Pemerhati Masalah Internasional
JACINDA Ardern (37), seorang perempuan yang menjadi Perdana Menteri termuda Selandia Baru mengundurkan diri dari jabatannya minggu lalu. PM Arden yang terpilih sejak Oktober 2017, memutuskan turun dari jabatan itu pada 7 Februari 2023. Bagi banyak orang, masa kepemimpinan Ardern boleh disebut pendek (short tenure), lima tahun lebih.
Mengejutkan sekaligus mengagumkan. Ardern turun pada saat dirinya diklaim sukses memimpin navigasi negara itu melewati sejumlah krisis penting, lokal dan global. Ardern yang sukses memenangkan term keduanya pada 2020 mampu membawa Selandia Baru keluar dari krisis kesehatan Covid-19.
Dirinya juga berhasil menenangkan masyarakat Selandia Baru yang marah dan berkabung akibat serangan teroris Christchurch. Ardern bahkan terlihat cekatan dan atentif memimpin penanganan bencana letusan Gunung Merapi Whakaari.
Saya kira di bawah Ardern, kaum perempuan di Selandia Baru berhasil meraup rekor 48% penguasaan kursi di parlemen diduduki oleh perempuan. Dalam pemilu itu, Ardern menjelma menjadi figur pemimpin partai politik pertama dan perempun pula yang mampu memenangkan mayoritas kursi di parlemen sejak sistem elektoral proporsional mixed member diperkenalkan pada tahun 1996.
Gaya kepemimpinan Ardern selama ini didefinisikan sebagai “politics of kindness”. Dia membangun karier politik dan dunia kekuasaan politik menurut terminnya sendiri. Ardern misalnya tidak canggung memimpin delegasi Selandia Baru mengikuti prosesi sidang-sidang sangat serius di PBB tanpa risih dan kerepotan membawa puterinya yang masih bayi bernama Neve.
Pokoknya, Ardern adalah antitesa terhadap sexism dan misogyny politik. Sebagai seorang politisi perempuan, Ardern mendefinisikan dunia politik sebagai labirin yang dapat dilalui tanpa harus tersesat ataupun kehilangan jejak.
Ini merupakan cara pandang politik yang justeru di kalangan politisi kaum laki kerap menjadi dunia hitam yang sulit ditaklukkan. Sehingga dunia politik yang mereka ciptakan seringkali meninggalkan ego politik yang memangsa mereka sendiri.
Ardern yang pernah membuat headline global dengan muncul sebagai sampul di Majalah Vogue (2018) dan Time (2020), menawarkan konsep penguasaan dunia politik yang selama ini submissive menjadi lahan layanan publik penuh humility. Ardern tidak pernah ingin mengkhianatinya tetapi sekaligus tidak menghendaki kekuasaan dunia politik mendefinisikan jalan hidupnya.
Itu sebabnya Ardern leluasa dan enteng memilih tanggal ia mengundurkan diri. Meninggalkan jabatan yang membesarkan namanya serta mengajarkan orang agar tidak mudah lengket pada sesuatu yang rapuh dan sarat ilusi.

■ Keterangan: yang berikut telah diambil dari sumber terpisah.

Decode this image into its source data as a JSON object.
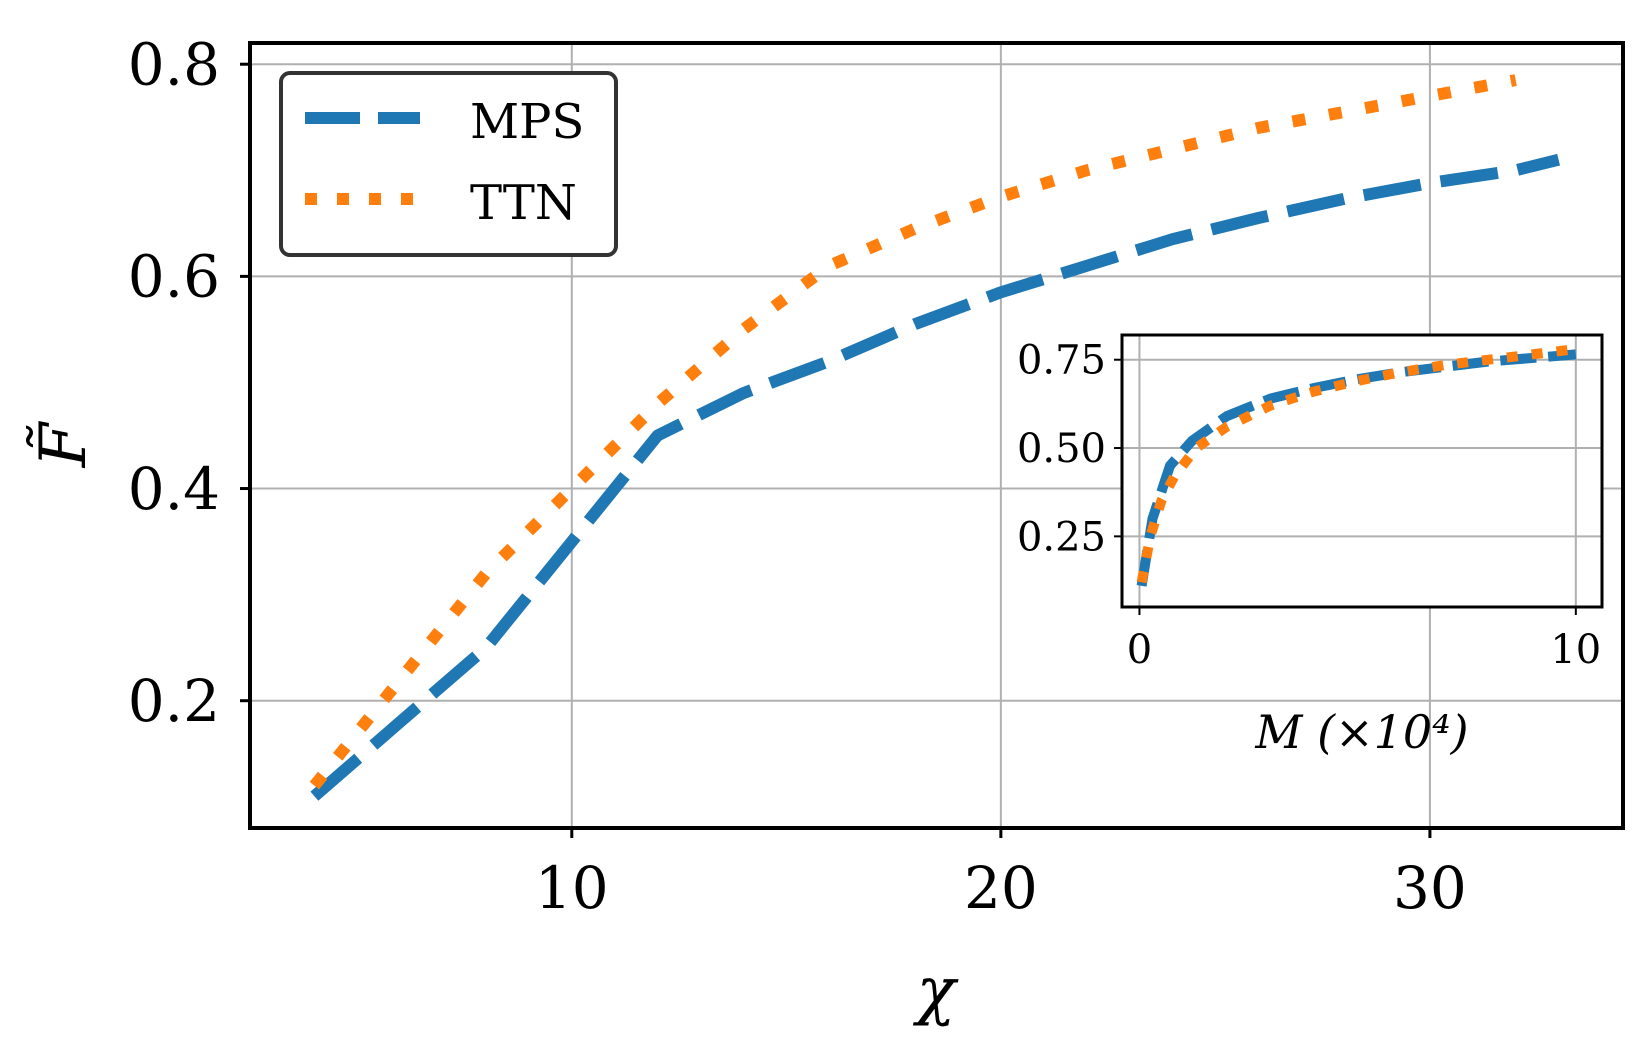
{
  "chart_data": [
    {
      "type": "line",
      "title": "",
      "xlabel": "χ",
      "ylabel": "F̃",
      "xlim": [
        2.5,
        34.5
      ],
      "ylim": [
        0.08,
        0.82
      ],
      "xticks": [
        10,
        20,
        30
      ],
      "yticks": [
        0.2,
        0.4,
        0.6,
        0.8
      ],
      "xtick_labels": [
        "10",
        "20",
        "30"
      ],
      "ytick_labels": [
        "0.2",
        "0.4",
        "0.6",
        "0.8"
      ],
      "grid": true,
      "legend": "top-left",
      "series": [
        {
          "name": "MPS",
          "color": "#1f77b4",
          "style": "dashed",
          "x": [
            4,
            6,
            8,
            9,
            10,
            11,
            12,
            14,
            16,
            18,
            20,
            22,
            24,
            26,
            28,
            30,
            32,
            33
          ],
          "y": [
            0.11,
            0.18,
            0.25,
            0.3,
            0.35,
            0.4,
            0.45,
            0.49,
            0.52,
            0.555,
            0.585,
            0.61,
            0.635,
            0.655,
            0.673,
            0.688,
            0.7,
            0.71
          ]
        },
        {
          "name": "TTN",
          "color": "#ff7f0e",
          "style": "dotted",
          "x": [
            4,
            6,
            8,
            10,
            12,
            14,
            16,
            18,
            20,
            22,
            24,
            26,
            28,
            30,
            32
          ],
          "y": [
            0.12,
            0.22,
            0.32,
            0.4,
            0.48,
            0.55,
            0.61,
            0.645,
            0.675,
            0.7,
            0.72,
            0.74,
            0.755,
            0.77,
            0.785
          ]
        }
      ]
    },
    {
      "type": "line",
      "title": "",
      "xlabel": "M (×10⁴)",
      "ylabel": "",
      "xlim": [
        -0.4,
        10.6
      ],
      "ylim": [
        0.05,
        0.82
      ],
      "xticks": [
        0,
        10
      ],
      "yticks": [
        0.25,
        0.5,
        0.75
      ],
      "xtick_labels": [
        "0",
        "10"
      ],
      "ytick_labels": [
        "0.25",
        "0.50",
        "0.75"
      ],
      "grid": true,
      "series": [
        {
          "name": "MPS",
          "color": "#1f77b4",
          "style": "dashed",
          "x": [
            0.05,
            0.3,
            0.7,
            1.2,
            2.0,
            3.0,
            4.0,
            5.0,
            6.0,
            7.0,
            8.0,
            9.0,
            10.0
          ],
          "y": [
            0.11,
            0.3,
            0.45,
            0.52,
            0.59,
            0.64,
            0.67,
            0.695,
            0.715,
            0.73,
            0.745,
            0.755,
            0.765
          ]
        },
        {
          "name": "TTN",
          "color": "#ff7f0e",
          "style": "dotted",
          "x": [
            0.05,
            0.25,
            0.5,
            0.8,
            1.3,
            2.0,
            3.0,
            4.0,
            5.0,
            6.0,
            7.0,
            8.0,
            9.0,
            10.0
          ],
          "y": [
            0.12,
            0.25,
            0.35,
            0.42,
            0.5,
            0.56,
            0.62,
            0.66,
            0.69,
            0.715,
            0.735,
            0.75,
            0.765,
            0.78
          ]
        }
      ]
    }
  ]
}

Bagi sebagian kita, perempuan terlalu sering digambarkan sebagai sosok yang mudah dikalahkan dini atau prematur. Pada saat bersamaan, perspektif kekuasaan maskulin menciptakan permainan politik predator ship. Ardern merekonstruksi miskonsepsi tersebut dengan menyandingkan kombinasi executive leadership dengan motherhood secara manusiawi.
Salah satu peninggalan legacy Ardern bisa ditemukan di Parlemen Selandia Baru. Sebagai pimpinan eksekutif yang juga seorang ibu, Ardern yang mendorong adanya dedicated space di parlemen bagi anak-anak para anggota parlemen. Ardern pula yang menerapkan security clearances lebih luas bagi para pengasuh dan pasangan di lingkungan gedung parlemen.

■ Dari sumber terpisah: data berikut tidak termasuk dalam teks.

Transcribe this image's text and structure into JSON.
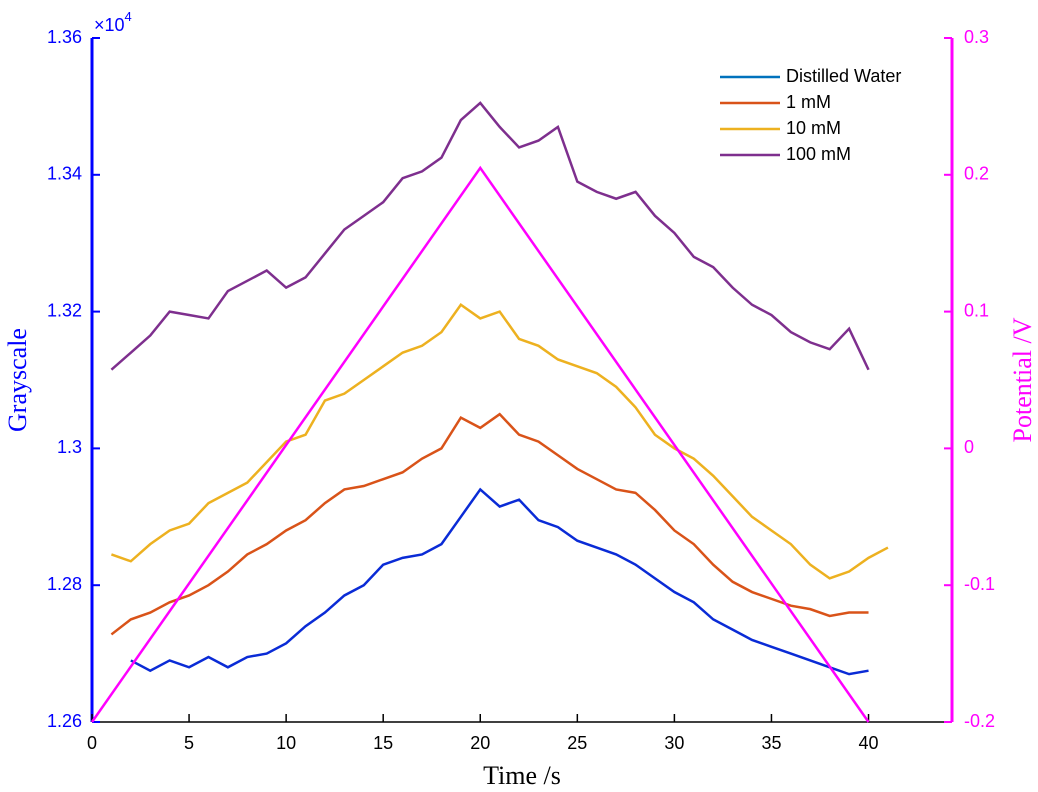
{
  "chart_data": {
    "type": "line",
    "x_label": "Time /s",
    "y_label": "Grayscale",
    "y2_label": "Potential /V",
    "y_multiplier": {
      "base": "×10",
      "exponent": "4"
    },
    "x": [
      1,
      2,
      3,
      4,
      5,
      6,
      7,
      8,
      9,
      10,
      11,
      12,
      13,
      14,
      15,
      16,
      17,
      18,
      19,
      20,
      21,
      22,
      23,
      24,
      25,
      26,
      27,
      28,
      29,
      30,
      31,
      32,
      33,
      34,
      35,
      36,
      37,
      38,
      39,
      40,
      41
    ],
    "xlim": [
      0,
      44.3
    ],
    "xticks": [
      0,
      5,
      10,
      15,
      20,
      25,
      30,
      35,
      40
    ],
    "ylim": [
      12600,
      13600
    ],
    "yticks": [
      {
        "value": 12600,
        "label": "1.26"
      },
      {
        "value": 12800,
        "label": "1.28"
      },
      {
        "value": 13000,
        "label": "1.3"
      },
      {
        "value": 13200,
        "label": "1.32"
      },
      {
        "value": 13400,
        "label": "1.34"
      },
      {
        "value": 13600,
        "label": "1.36"
      }
    ],
    "y2lim": [
      -0.2,
      0.3
    ],
    "y2ticks": [
      -0.2,
      -0.1,
      0,
      0.1,
      0.2,
      0.3
    ],
    "legend": "upper right",
    "y_axis_color": "#0000ff",
    "y2_axis_color": "#ff00ff",
    "series": [
      {
        "name": "Distilled Water",
        "color": "#0a2bd6",
        "legend_color": "#0072bd",
        "values": [
          null,
          12690,
          12675,
          12690,
          12680,
          12695,
          12680,
          12695,
          12700,
          12715,
          12740,
          12760,
          12785,
          12800,
          12830,
          12840,
          12845,
          12860,
          12900,
          12940,
          12915,
          12925,
          12895,
          12885,
          12865,
          12855,
          12845,
          12830,
          12810,
          12790,
          12775,
          12750,
          12735,
          12720,
          12710,
          12700,
          12690,
          12680,
          12670,
          12675,
          null
        ]
      },
      {
        "name": "1 mM",
        "color": "#d95319",
        "values": [
          12728,
          12750,
          12760,
          12775,
          12785,
          12800,
          12820,
          12845,
          12860,
          12880,
          12895,
          12920,
          12940,
          12945,
          12955,
          12965,
          12985,
          13000,
          13045,
          13030,
          13050,
          13020,
          13010,
          12990,
          12970,
          12955,
          12940,
          12935,
          12910,
          12880,
          12860,
          12830,
          12805,
          12790,
          12780,
          12770,
          12765,
          12755,
          12760,
          12760,
          null
        ]
      },
      {
        "name": "10 mM",
        "color": "#edb120",
        "values": [
          12845,
          12835,
          12860,
          12880,
          12890,
          12920,
          12935,
          12950,
          12980,
          13010,
          13020,
          13070,
          13080,
          13100,
          13120,
          13140,
          13150,
          13170,
          13210,
          13190,
          13200,
          13160,
          13150,
          13130,
          13120,
          13110,
          13090,
          13060,
          13020,
          13000,
          12985,
          12960,
          12930,
          12900,
          12880,
          12860,
          12830,
          12810,
          12820,
          12840,
          12855
        ]
      },
      {
        "name": "100 mM",
        "color": "#7e2f8e",
        "values": [
          13115,
          13140,
          13165,
          13200,
          13195,
          13190,
          13230,
          13245,
          13260,
          13235,
          13250,
          13285,
          13320,
          13340,
          13360,
          13395,
          13405,
          13425,
          13480,
          13505,
          13470,
          13440,
          13450,
          13470,
          13390,
          13375,
          13365,
          13375,
          13340,
          13315,
          13280,
          13265,
          13235,
          13210,
          13195,
          13170,
          13155,
          13145,
          13175,
          13115,
          null
        ]
      },
      {
        "color": "#ff00ff",
        "axis": "y2",
        "x": [
          0,
          20,
          40
        ],
        "values": [
          -0.2,
          0.205,
          -0.2
        ]
      }
    ]
  }
}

Kebijakan paling penting lainnya yang ditinggalkan Ardern adalah kesempatan bagi para ibu yang baru memiliki bayi untuk mengambil cuti atau “compassionate leave” enam bulan pertama usia anak mereka atau “evening leave” pada 12 bulan pertama.

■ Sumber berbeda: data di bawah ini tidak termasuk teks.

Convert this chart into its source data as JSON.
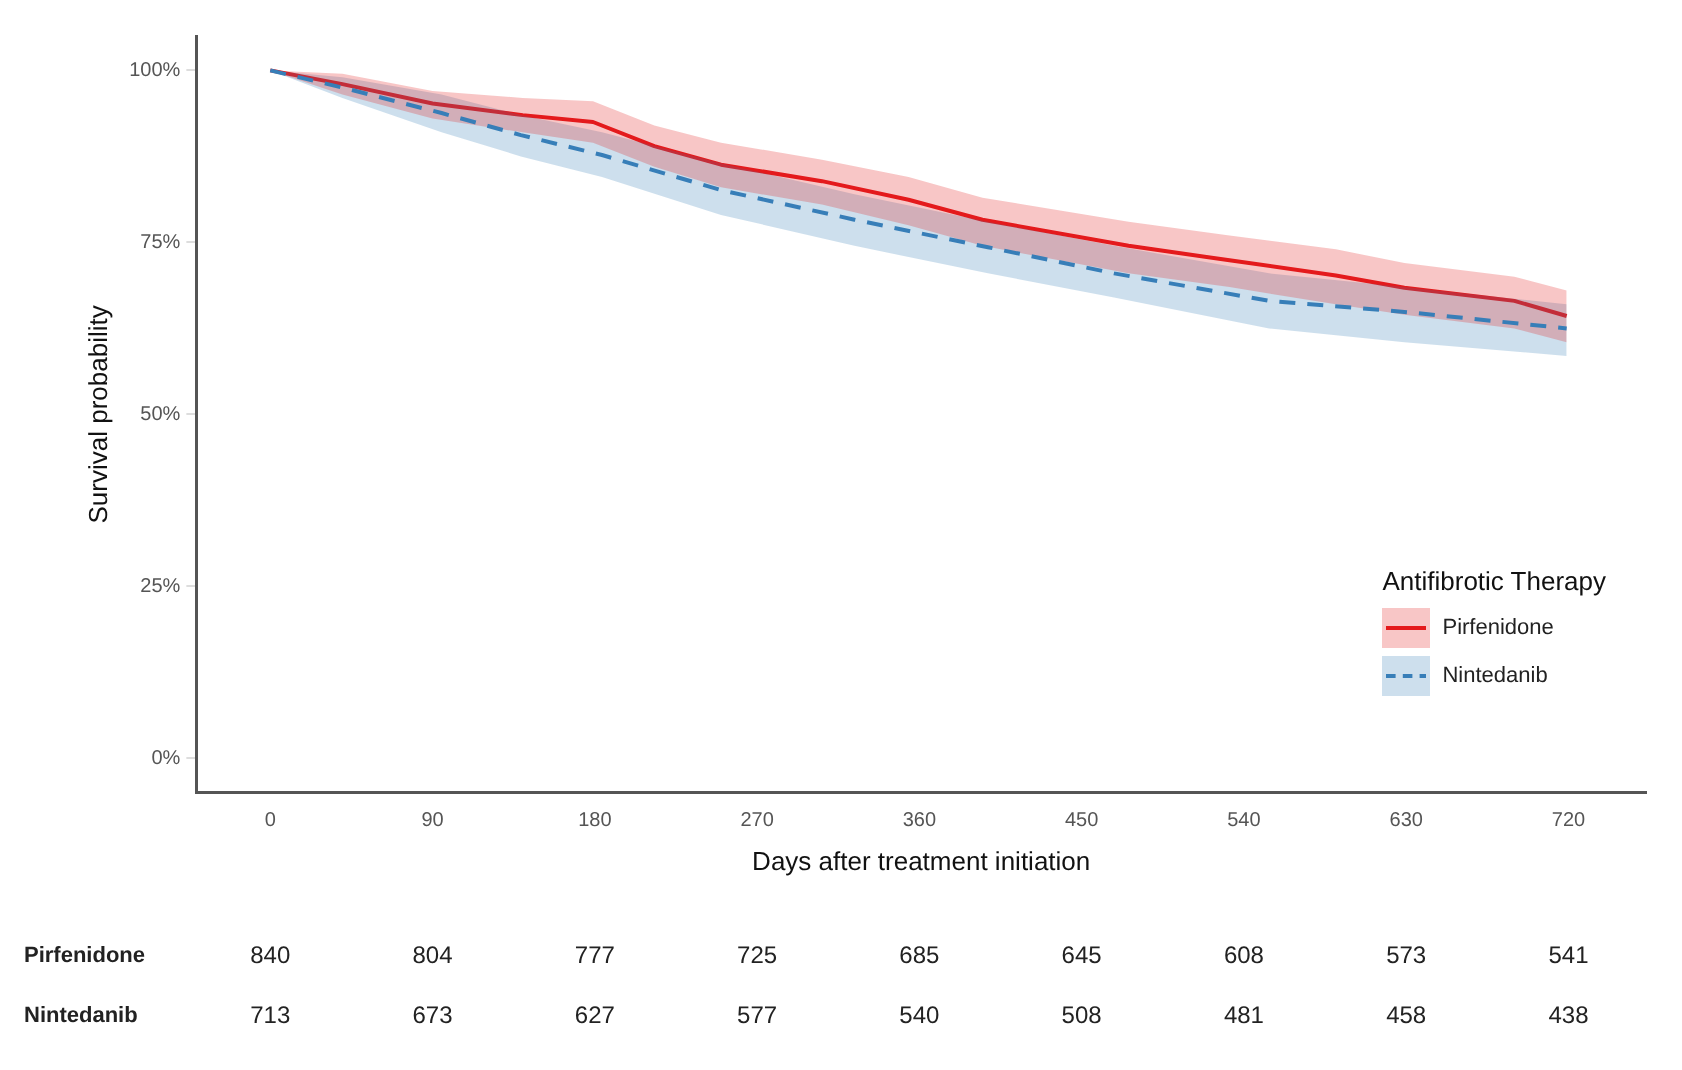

Semua itu merupakan redefinisi kekuasaan politik yang lebih segar dari seorang Jasinda Ardern. Saya kira Ardern mungkin pengagum Karl Gustav Jung, psikiater ternama Swiss (1875-1961). Sebab Karl pernah berkata, “saat cinta berdaulat, tidak ada keinginan untuk menguasai, dan saat kekuasaan berkuasa, cinta berkurang di mana seseorang merupakan bayangan atas yang lain”.